In Search of Lost Time, Volume II_ Within a Budding Grove - Marcel Proust [261]
I was afraid that this tone, this manner of inviting a person while advising him not to come, might have wounded Bloch, and felt that Saint-Loup would have done better to say nothing. But I was mistaken, for after the train had gone, while we were walking back together as far as the crossroads where we had to separate, one road going to the hotel, the other to the Blochs’ villa, he never stopped asking me on what day we should go to Doncières, for after “all the civility that Saint-Loup had shown” him, it would be “too rude” on his part not to accept his invitation. I was glad that he had not noticed, or was so little displeased as to wish to let it be thought that he had not noticed, in what a less than pressing, indeed barely polite, tone the invitation had been issued. At the same time I should have liked Bloch, for his own sake, to refrain from making a fool of himself by going over at once to Doncières. But I dared not offer a piece of advice which could only have offended him by hinting that Saint-Loup had been less pressing than he himself was impressed. He was a great deal too ready to respond, and even if all his faults of this nature were atoned for by remarkable qualities which others, with more reserve than he, would never have possessed, he carried tactlessness to a pitch that was almost maddening. According to him, the week must not pass without our going to Doncières (he said “our” for I think that he counted to some extent on my presence there as an excuse for his own). All the way home, opposite the gymnasium in its grove of trees, opposite the tennis courts, the mayor’s office, the shellfish stall, he stopped me, imploring me to fix a day, and, as I did not, left me in anger, saying: “As your lordship pleases. For my part, I am obliged to go since he has invited me.”
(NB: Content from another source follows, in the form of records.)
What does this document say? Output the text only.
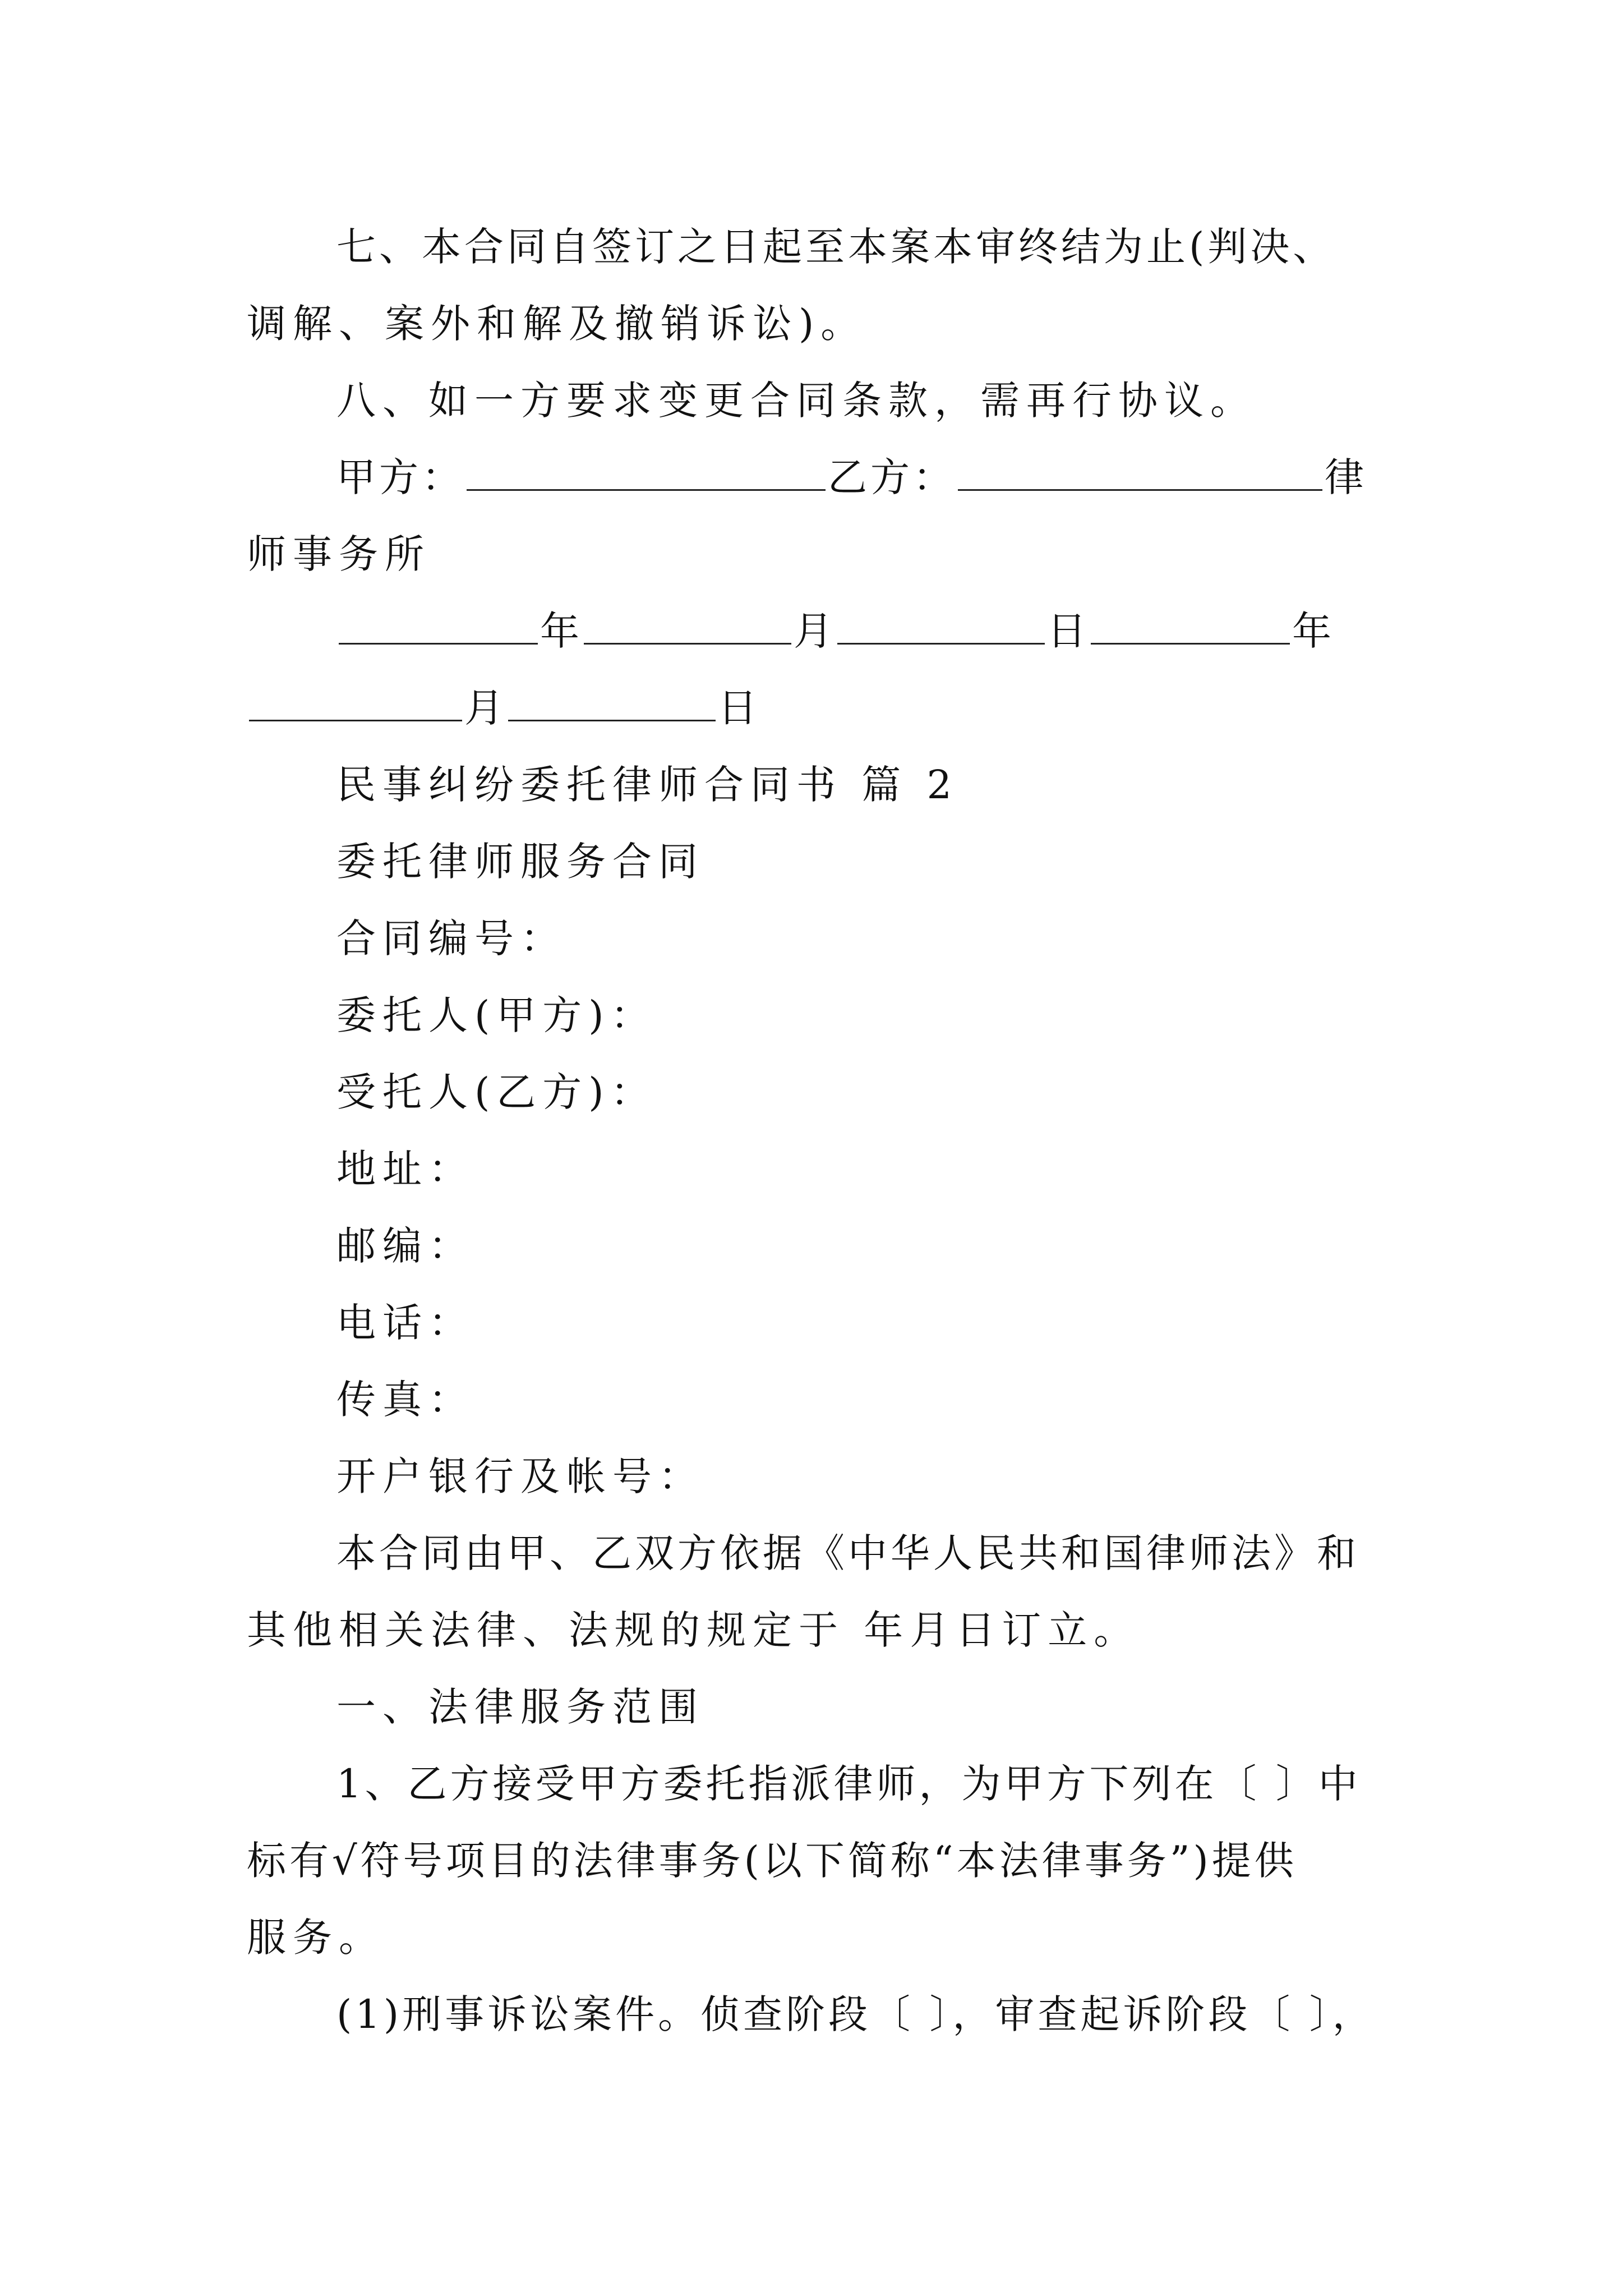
七、本合同自签订之日起至本案本审终结为止(判决、
调解、案外和解及撤销诉讼)。
八、如一方要求变更合同条款，需再行协议。
甲方：	乙方：	律
师事务所
年	月	日	年
月	日
民事纠纷委托律师合同书 篇 2
委托律师服务合同
合同编号：
委托人(甲方)：
受托人(乙方)：
地址：
邮编：
电话：
传真：
开户银行及帐号：
本合同由甲、乙双方依据《中华人民共和国律师法》和
其他相关法律、法规的规定于 年月日订立。
一、法律服务范围
1、乙方接受甲方委托指派律师，为甲方下列在〔 〕中
标有√符号项目的法律事务(以下简称“本法律事务”)提供
服务。
(1)刑事诉讼案件。侦查阶段〔 〕，审查起诉阶段〔 〕，
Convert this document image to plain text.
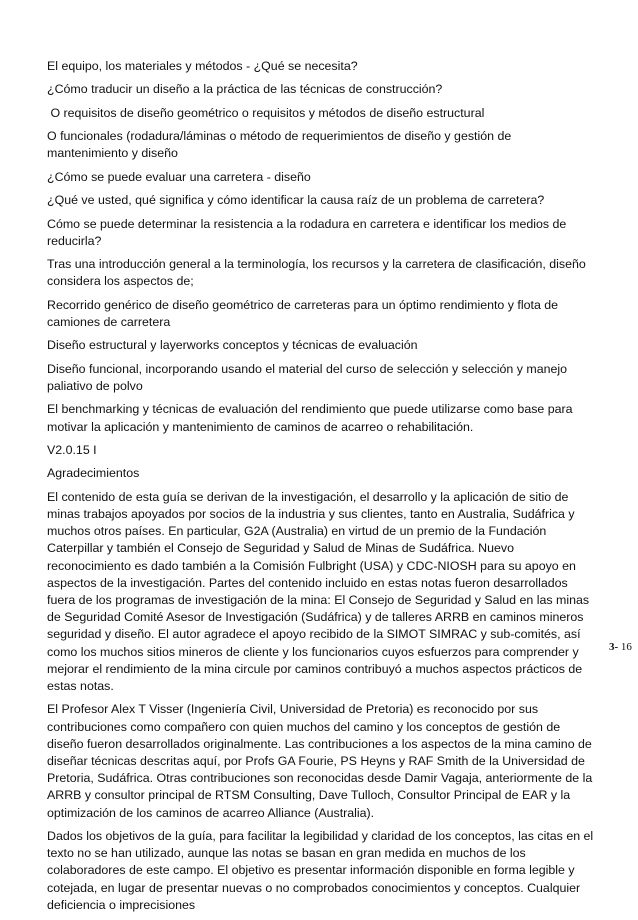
El equipo, los materiales y métodos - ¿Qué se necesita?

¿Cómo traducir un diseño a la práctica de las técnicas de construcción?

O requisitos de diseño geométrico o requisitos y métodos de diseño estructural

O funcionales (rodadura/láminas o método de requerimientos de diseño y gestión de mantenimiento y diseño

¿Cómo se puede evaluar una carretera - diseño

¿Qué ve usted, qué significa y cómo identificar la causa raíz de un problema de carretera?

Cómo se puede determinar la resistencia a la rodadura en carretera e identificar los medios de reducirla?

Tras una introducción general a la terminología, los recursos y la carretera de clasificación, diseño considera los aspectos de;

Recorrido genérico de diseño geométrico de carreteras para un óptimo rendimiento y flota de camiones de carretera

Diseño estructural y layerworks conceptos y técnicas de evaluación

Diseño funcional, incorporando usando el material del curso de selección y selección y manejo paliativo de polvo

El benchmarking y técnicas de evaluación del rendimiento que puede utilizarse como base para motivar la aplicación y mantenimiento de caminos de acarreo o rehabilitación.

V2.0.15 I

Agradecimientos

El contenido de esta guía se derivan de la investigación, el desarrollo y la aplicación de sitio de minas trabajos apoyados por socios de la industria y sus clientes, tanto en Australia, Sudáfrica y muchos otros países. En particular, G2A (Australia) en virtud de un premio de la Fundación Caterpillar y también el Consejo de Seguridad y Salud de Minas de Sudáfrica. Nuevo reconocimiento es dado también a la Comisión Fulbright (USA) y CDC-NIOSH para su apoyo en aspectos de la investigación. Partes del contenido incluido en estas notas fueron desarrollados fuera de los programas de investigación de la mina: El Consejo de Seguridad y Salud en las minas de Seguridad Comité Asesor de Investigación (Sudáfrica) y de talleres ARRB en caminos mineros seguridad y diseño. El autor agradece el apoyo recibido de la SIMOT SIMRAC y sub-comités, así como los muchos sitios mineros de cliente y los funcionarios cuyos esfuerzos para comprender y mejorar el rendimiento de la mina circule por caminos contribuyó a muchos aspectos prácticos de estas notas.

El Profesor Alex T Visser (Ingeniería Civil, Universidad de Pretoria) es reconocido por sus contribuciones como compañero con quien muchos del camino y los conceptos de gestión de diseño fueron desarrollados originalmente. Las contribuciones a los aspectos de la mina camino de diseñar técnicas descritas aquí, por Profs GA Fourie, PS Heyns y RAF Smith de la Universidad de Pretoria, Sudáfrica. Otras contribuciones son reconocidas desde Damir Vagaja, anteriormente de la ARRB y consultor principal de RTSM Consulting, Dave Tulloch, Consultor Principal de EAR y la optimización de los caminos de acarreo Alliance (Australia).

Dados los objetivos de la guía, para facilitar la legibilidad y claridad de los conceptos, las citas en el texto no se han utilizado, aunque las notas se basan en gran medida en muchos de los colaboradores de este campo. El objetivo es presentar información disponible en forma legible y cotejada, en lugar de presentar nuevas o no comprobados conocimientos y conceptos. Cualquier deficiencia o imprecisiones

3- 16
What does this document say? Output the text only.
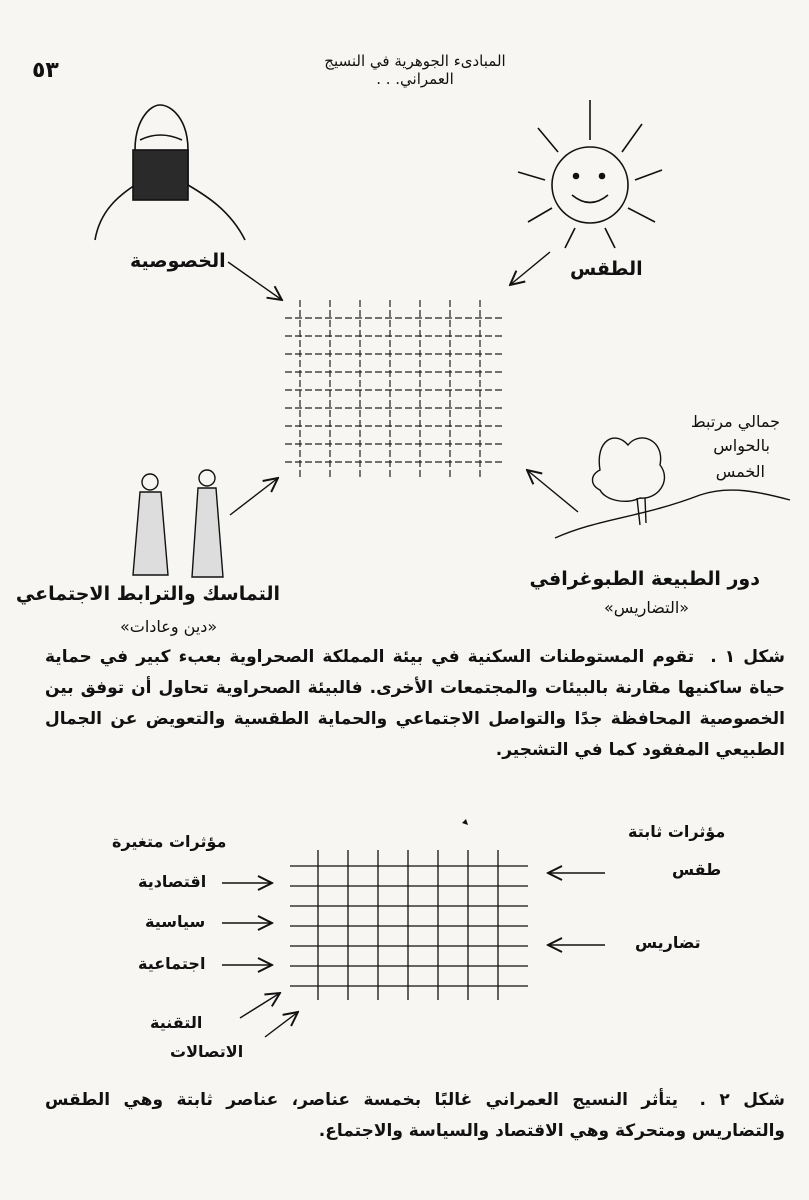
٥٣	المبادىء الجوهرية في النسيج العمراني. . .
الخصوصية	الطقس
جمالي مرتبط
بالحواس
الخمس
دور الطبيعة الطبوغرافي
«التضاريس»
التماسك والترابط الاجتماعي
«دين وعادات»
شكل ١ . تقوم المستوطنات السكنية في بيئة المملكة الصحراوية بعبء كبير في حماية حياة ساكنيها مقارنة بالبيئات والمجتمعات الأخرى. فالبيئة الصحراوية تحاول أن توفق بين الخصوصية المحافظة جدًا والتواصل الاجتماعي والحماية الطقسية والتعويض عن الجمال الطبيعي المفقود كما في التشجير.
مؤثرات متغيرة
اقتصادية
سياسية
اجتماعية
التقنية
الاتصالات
مؤثرات ثابتة
طقس
تضاريس
شكل ٢ . يتأثر النسيج العمراني غالبًا بخمسة عناصر، عناصر ثابتة وهي الطقس والتضاريس ومتحركة وهي الاقتصاد والسياسة والاجتماع.
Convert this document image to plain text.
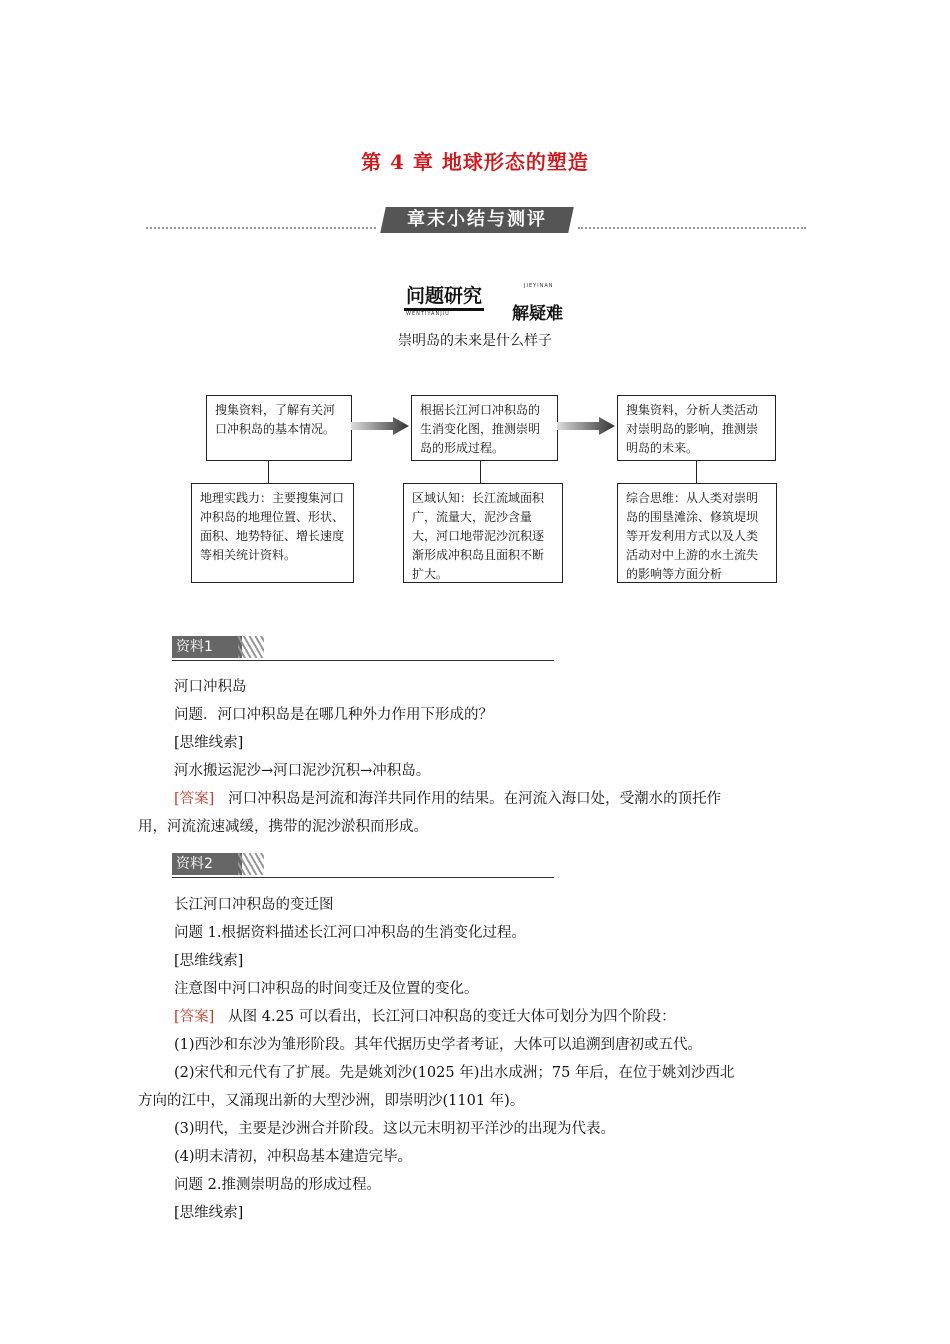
第 4 章 地球形态的塑造
章末小结与测评
问题研究	JIEYINAN
WENTIYANJIU	解疑难
崇明岛的未来是什么样子
搜集资料，了解有关河口冲积岛的基本情况。
根据长江河口冲积岛的生消变化图，推测崇明岛的形成过程。
搜集资料，分析人类活动对崇明岛的影响，推测崇明岛的未来。
地理实践力：主要搜集河口冲积岛的地理位置、形状、面积、地势特征、增长速度等相关统计资料。
区域认知：长江流域面积广，流量大，泥沙含量大，河口地带泥沙沉积逐渐形成冲积岛且面积不断扩大。
综合思维：从人类对崇明岛的围垦滩涂、修筑堤坝等开发利用方式以及人类活动对中上游的水土流失的影响等方面分析
资料1
河口冲积岛
问题．河口冲积岛是在哪几种外力作用下形成的？
[思维线索]
河水搬运泥沙→河口泥沙沉积→冲积岛。
[答案] 河口冲积岛是河流和海洋共同作用的结果。在河流入海口处，受潮水的顶托作
用，河流流速减缓，携带的泥沙淤积而形成。
资料2
长江河口冲积岛的变迁图
问题 1.根据资料描述长江河口冲积岛的生消变化过程。
[思维线索]
注意图中河口冲积岛的时间变迁及位置的变化。
[答案] 从图 4.25 可以看出，长江河口冲积岛的变迁大体可划分为四个阶段：
(1)西沙和东沙为雏形阶段。其年代据历史学者考证，大体可以追溯到唐初或五代。
(2)宋代和元代有了扩展。先是姚刘沙(1025 年)出水成洲；75 年后，在位于姚刘沙西北
方向的江中，又涌现出新的大型沙洲，即崇明沙(1101 年)。
(3)明代，主要是沙洲合并阶段。这以元末明初平洋沙的出现为代表。
(4)明末清初，冲积岛基本建造完毕。
问题 2.推测崇明岛的形成过程。
[思维线索]
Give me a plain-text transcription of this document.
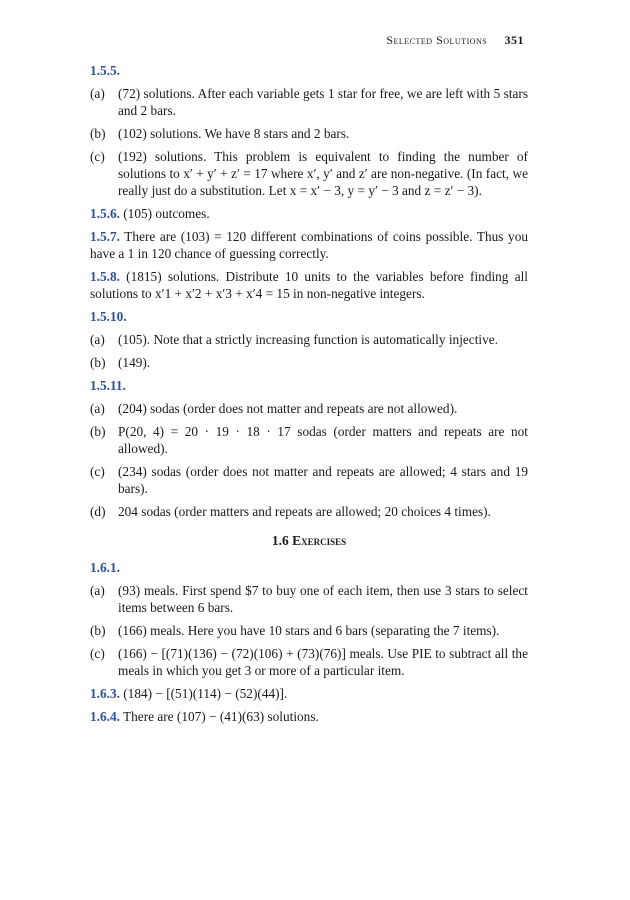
Selected Solutions 351
1.5.5.
(a) (72) solutions. After each variable gets 1 star for free, we are left with 5 stars and 2 bars.
(b) (102) solutions. We have 8 stars and 2 bars.
(c) (192) solutions. This problem is equivalent to finding the number of solutions to x′ + y′ + z′ = 17 where x′, y′ and z′ are non-negative. (In fact, we really just do a substitution. Let x = x′ − 3, y = y′ − 3 and z = z′ − 3).
1.5.6. (105) outcomes.
1.5.7. There are (103) = 120 different combinations of coins possible. Thus you have a 1 in 120 chance of guessing correctly.
1.5.8. (1815) solutions. Distribute 10 units to the variables before finding all solutions to x′1 + x′2 + x′3 + x′4 = 15 in non-negative integers.
1.5.10.
(a) (105). Note that a strictly increasing function is automatically injective.
(b) (149).
1.5.11.
(a) (204) sodas (order does not matter and repeats are not allowed).
(b) P(20, 4) = 20 · 19 · 18 · 17 sodas (order matters and repeats are not allowed).
(c) (234) sodas (order does not matter and repeats are allowed; 4 stars and 19 bars).
(d) 204 sodas (order matters and repeats are allowed; 20 choices 4 times).
1.6 Exercises
1.6.1.
(a) (93) meals. First spend $7 to buy one of each item, then use 3 stars to select items between 6 bars.
(b) (166) meals. Here you have 10 stars and 6 bars (separating the 7 items).
(c) (166) − [(71)(136) − (72)(106) + (73)(76)] meals. Use PIE to subtract all the meals in which you get 3 or more of a particular item.
1.6.3. (184) − [(51)(114) − (52)(44)].
1.6.4. There are (107) − (41)(63) solutions.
Saint-Loup was still so afraid of not having thanked my grandmother properly that he charged me once again to express his gratitude to her a day or two later in a letter I received from him from the town in which he was quartered, a town which seemed, on the envelope where the post-mark had stamped its name, to be hastening to me across country, to tell me that within its walls, in the Louis XVI cavalry barracks, he was thinking of me. The paper was embossed with the arms of Marsantes, in which I could make out a lion surmounting a coronet closed by the cap of a peer of France.
“After a journey which,” he wrote, “passed pleasantly enough, with a book I bought at the station, by Arvède Barine13 (a Russian author, I fancy; it seemed to me remarkably well written for a foreigner, but you shall give me your critical opinion, since you are bound to know all about it, you who are a fount of knowledge and have read everything), here I am again in the thick of this debased existence, where, alas, I feel a sad exile, not having here what I left behind at Balbec; this life in which I can find no affectionate memory, no intellectual attraction; an environment which you would no doubt despise yet which has a certain charm.